A Cyber Clinician’s Perspective on the OneBlood Ransomware Attack, Outage
OneBlood, a nonprofit blood donation provider to the Southeast US, is experiencing a significant software disruption impacting its ability to ship blood products to hospitals in the wake of a ransomware attack.
As noted on their website, “Although OneBlood remains operational and continues to collect, test and distribute blood, they are operating at a significantly reduced capacity.”
“Our team reacted quickly to assess our systems and began an investigation to confirm the full nature and scope of the event,” said Susan Forbes, OneBlood senior vice president of corporate communications and public relations.
Our comprehensive response efforts are ongoing and we are working diligently to restore full functionality to our systems as expeditiously as possible, she added. “We have implemented manual processes and procedures to remain operational. Manual processes take significantly longer to perform and impacts inventory availability.”
To dampen the impact and manage the current blood supply, OneBlood has asked more than 250 hospitals it serves to activate critical blood shortage protocols and to “remain in that status for the time being.”
Hospitals remain committed to patient safety, pushing back non-emergency surgeries and transfusions to reduce the potential for error. The transparency provided by OneBlood is enabling the impacted hospitals to utilize their previously practiced emergency contingency plans to keep operations rolling with patient safety in focus.
However, this incident should serve as a continued reminder that attackers are pinpointing our vulnerabilities, and no one is immune.
A Concerning Trend
There’s a frequently cited axiom “What’s old is new again” that applies to healthcare cybersecurity today. Carl von Clausewitz, a Prussian general and oft-cited/studied military strategist and theorist, wrote “On War” after the Napoleonic war in 1816-1830. In this seminal work, he states that if your opponent must rely on focused supply areas to support operations, “it may be advisable not to march our main forces against those of the [opponent], but to attack his base of supply.”

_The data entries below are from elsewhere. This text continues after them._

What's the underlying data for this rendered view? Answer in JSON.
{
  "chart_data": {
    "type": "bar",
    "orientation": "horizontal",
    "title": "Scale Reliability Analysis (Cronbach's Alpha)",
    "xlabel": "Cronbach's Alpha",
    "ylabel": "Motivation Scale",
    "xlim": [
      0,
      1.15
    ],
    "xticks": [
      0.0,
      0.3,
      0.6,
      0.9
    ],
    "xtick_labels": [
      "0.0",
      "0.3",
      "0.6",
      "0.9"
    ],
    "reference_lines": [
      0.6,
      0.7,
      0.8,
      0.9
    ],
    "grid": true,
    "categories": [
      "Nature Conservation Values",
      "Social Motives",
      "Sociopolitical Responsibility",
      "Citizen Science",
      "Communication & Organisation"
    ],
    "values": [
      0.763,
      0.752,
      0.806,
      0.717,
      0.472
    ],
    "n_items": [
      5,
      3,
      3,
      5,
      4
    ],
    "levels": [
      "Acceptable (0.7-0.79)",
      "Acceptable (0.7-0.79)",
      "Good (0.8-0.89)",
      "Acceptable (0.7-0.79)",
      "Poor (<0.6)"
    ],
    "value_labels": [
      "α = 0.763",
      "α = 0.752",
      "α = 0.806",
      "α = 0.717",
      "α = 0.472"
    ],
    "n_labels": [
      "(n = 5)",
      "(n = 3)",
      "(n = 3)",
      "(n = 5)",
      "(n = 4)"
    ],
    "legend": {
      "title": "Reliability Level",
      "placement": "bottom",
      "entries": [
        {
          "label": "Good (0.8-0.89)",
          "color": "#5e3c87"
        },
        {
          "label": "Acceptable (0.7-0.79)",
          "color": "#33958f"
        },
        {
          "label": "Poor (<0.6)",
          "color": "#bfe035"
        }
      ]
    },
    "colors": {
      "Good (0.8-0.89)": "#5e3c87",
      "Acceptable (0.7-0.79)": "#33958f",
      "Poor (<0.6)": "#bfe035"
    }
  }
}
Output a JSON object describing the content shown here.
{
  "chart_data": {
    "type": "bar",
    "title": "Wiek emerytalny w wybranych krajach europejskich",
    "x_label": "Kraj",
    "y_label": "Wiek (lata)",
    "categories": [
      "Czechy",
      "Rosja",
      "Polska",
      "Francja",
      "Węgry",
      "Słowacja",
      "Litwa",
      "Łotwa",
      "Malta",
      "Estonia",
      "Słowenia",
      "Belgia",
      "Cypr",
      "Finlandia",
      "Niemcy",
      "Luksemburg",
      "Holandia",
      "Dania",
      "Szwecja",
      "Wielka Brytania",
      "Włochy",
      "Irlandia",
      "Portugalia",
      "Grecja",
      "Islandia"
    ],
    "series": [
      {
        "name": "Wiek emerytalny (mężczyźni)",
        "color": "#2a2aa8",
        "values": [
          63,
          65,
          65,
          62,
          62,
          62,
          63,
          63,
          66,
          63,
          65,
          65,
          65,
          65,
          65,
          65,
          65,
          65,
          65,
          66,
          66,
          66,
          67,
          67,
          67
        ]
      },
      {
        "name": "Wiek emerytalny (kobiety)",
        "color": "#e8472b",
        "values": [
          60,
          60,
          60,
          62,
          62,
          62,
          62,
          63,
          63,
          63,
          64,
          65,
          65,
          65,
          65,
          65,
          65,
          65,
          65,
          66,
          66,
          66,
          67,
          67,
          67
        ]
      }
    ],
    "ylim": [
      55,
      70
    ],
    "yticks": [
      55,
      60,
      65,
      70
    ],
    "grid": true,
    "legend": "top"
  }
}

With the attack on Change Healthcare, and now OneBlood, we’re seeing these tactics from 200 years ago significantly impact healthcare delivery and the broader critical infrastructure sector.
In 2013, Presidential Policy Directive 21 (PPD-21) identified Healthcare and Public Health as one of the 16 critical infrastructure sectors, which all contribute to sector-specific plans and comprise the National Infrastructure Protection Plan. This document provides a coordinated approach to protect the United States’ critical infrastructure and key resources, while outlining how the U.S. protects its people and national security.
The focus to date has been on the Healthcare Delivery Organizations (HDOs). The 405(c) Task Force in 2017 began to open up the focus area to include entities that have Business Associate Agreements (BAA) with the HDO, or covered entity. Since the Task Force, we have seen the “shields go up” and the protections at major HDOs increase. Smaller organizations continue to struggle, but that is for another article.
As the front lines formed at the HDOs and our focus isolated, the enemy was studying Clausewitz.
This year, we’ve seen a drastic increase in attacks in areas that are several parties away from the HDOs, but still have a serious rippling affect throughout the sector. The most recent attack on OneBlood focused, not on an HDO, but rather a supplier of blood to hospitals and hospital systems.
It’s this tactic, reminiscent of Clausewitz, that should have our C-Suites, IT/IS teams, clinical staff, and logistics teams working together to inventory and identify areas of potential risks outside of just the local IT network and BAAs. Identifying those areas which, if compromised, would jeopardize the ability to deliver care is critical to quantifying the true risk to the organization.
First Health Advisory engages our clinicians, biomedical technicians, IT/IS specialists, and our executive leadership to help guide our clients through resilience plans. These plans are part of overall business continuity and disaster recovery policies. Collaboratively, our efforts focus on helping clients identify potential vulnerabilities and the critical questions for those entities in your supply chain that rely on your security and risk resilience.
To continue our Military references, there’s a long standing saying, “No plan survives first contact.” This means that once the first engagement happens, the plan changes. That’s why we consider and research a multitude of possibilities during – not after – the planning process. If our published plan is challenged, we have the research to help inform how we change it with evidence and not a knee-jerk reaction. At First Health it is our mission to “See First, Understand First, Act Decisively.”